Friday | 9 January, 2009
CIO
BI, CI, Oh!
While the business information officer - BIO - title may be flashy and American, the need is global.
Beverley Head 08 October, 2003 09:38:10

It was a US job advertisement that piqued the interest: A financial services company in Virginia wanted a business information officer - a supercharged go-between to shuttle between the business unit and the technology group. Does Australia need someone similar? Beverley Head shuttles between the experts to find an answer.

"It's typical of the US - creating a flashy title," says Malcolm Freame, director of infrastructure for Ernst & Young, based in Sydney.

While the business information officer - BIO - title may be flashy and American, the need is global, confirms Freame. "The CIO role in the organisation has grown beyond IT management, and there is a skills gap between them and the business. They need someone in a brokering role," he says.

At Capital One in the US, which placed the recruitment ad, the sought after business information officer was to work intimately with the business units to map a one- to three-year vision, identify the business processes and information flows that would be required to support that vision, convey it to the IT department and ensure that the systems the IT department created meshed perfectly with what the business would require. The individual was also to act as a change agent for the business unit, driving through process change or championing new technologies where they would add value to the business unit, even if the business unit had not commissioned them directly.

The BIO clearly was to be hostage neither to the business nor the technology department. Importantly, he or she was to be empowered to act decisively.

Freame says the person filling the BIO role needs to sit comfortably between the business and the information service delivery arm. He says that the emergence of the position was not a reflection on the performance of CIOs so much as a recognition that CIOs could either be highly skilled in information management, or more technologically skilled. "They can't wear both hats," Freame says.

Ernst & Young has tackled the issue by appointing a director of business systems, who is separate from, but on a level with, the firm's CIO. Philip Langley is the director of business systems, reports to Freame and is both IT savvy and business aware. "The scope of his role is to look at the main business processes and the way that IT supports them," says Freame. "Stephen Arnold [the CIO] is involved in the development of infrastructure and support, They are peers and both report through me."

Interestingly, Freame does wear two hats.

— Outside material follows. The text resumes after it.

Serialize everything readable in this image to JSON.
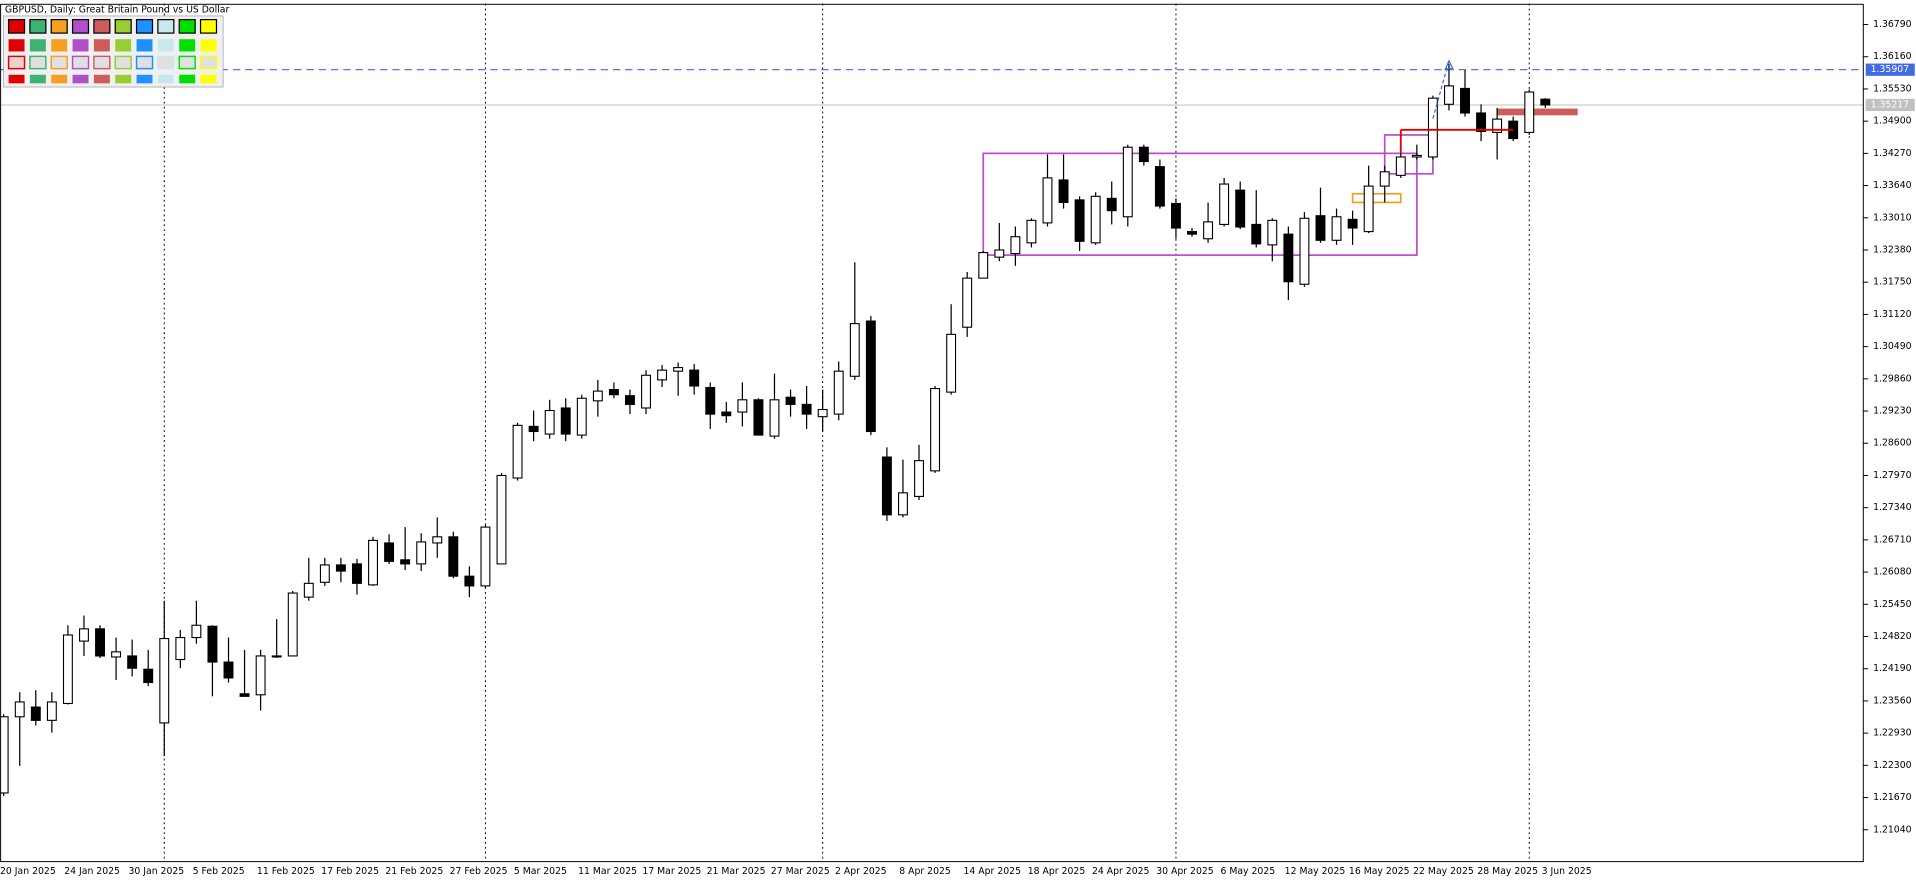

He is also the company's chief knowledge officer. and by acting as a funnel for both IT and business intelligence, he probably has a clearer perspective on the firm's knowledge management requirements and delivery capabilities.

Mark Lelliott, managing partner of executive search firm Highland Partners, says that although he has not seen the term "BIO" used by Australian companies seeking information systems staff, that is not "because organisations are not readdressing the relationship between business and technology". Rather, as Freame says, they're just not using flashy job titles. Lelliott has recently been involved with two Australian organisations seeking employees to "manage the relationship between the business unit and technology".

"One organisation has a matrix approach and they are seeking to put individuals in who understand that and can manage the information needs of the matrix," he says. In that case, which involves a particularly large enterprise, Lelliott says the business solutions manager reported through a head of business solutions who then reported to the CIO. Unlike the Ernst & Young situation, the CIO in this situation had rank on the BIO - arguably counter to the ideal where each role would exercise equal clout.

The other, a smaller organisation, had defined a new "customer management role" says Lelliott. Business analysts within the different business units in that organisation reported to that customer manager their information needs, which were then translated into technical blueprints for solutions fulfilled by the IT group.

In August this year Integral Energy also went looking for what it referred to as a "business intelligence manager" for whom it was prepared to pay around $110,000 a year. The job specification, which appeared in the national press, called for someone to "identify enterprise requirements for reporting, link these to the corporate data architecture and provide the structures to users. Also required are hands-on data modelling activities to provide the business with commercial information," the job specification continued. "You will also need to establish standards and toolsets to develop a self-service environment for business reports while educating business users on its functionality."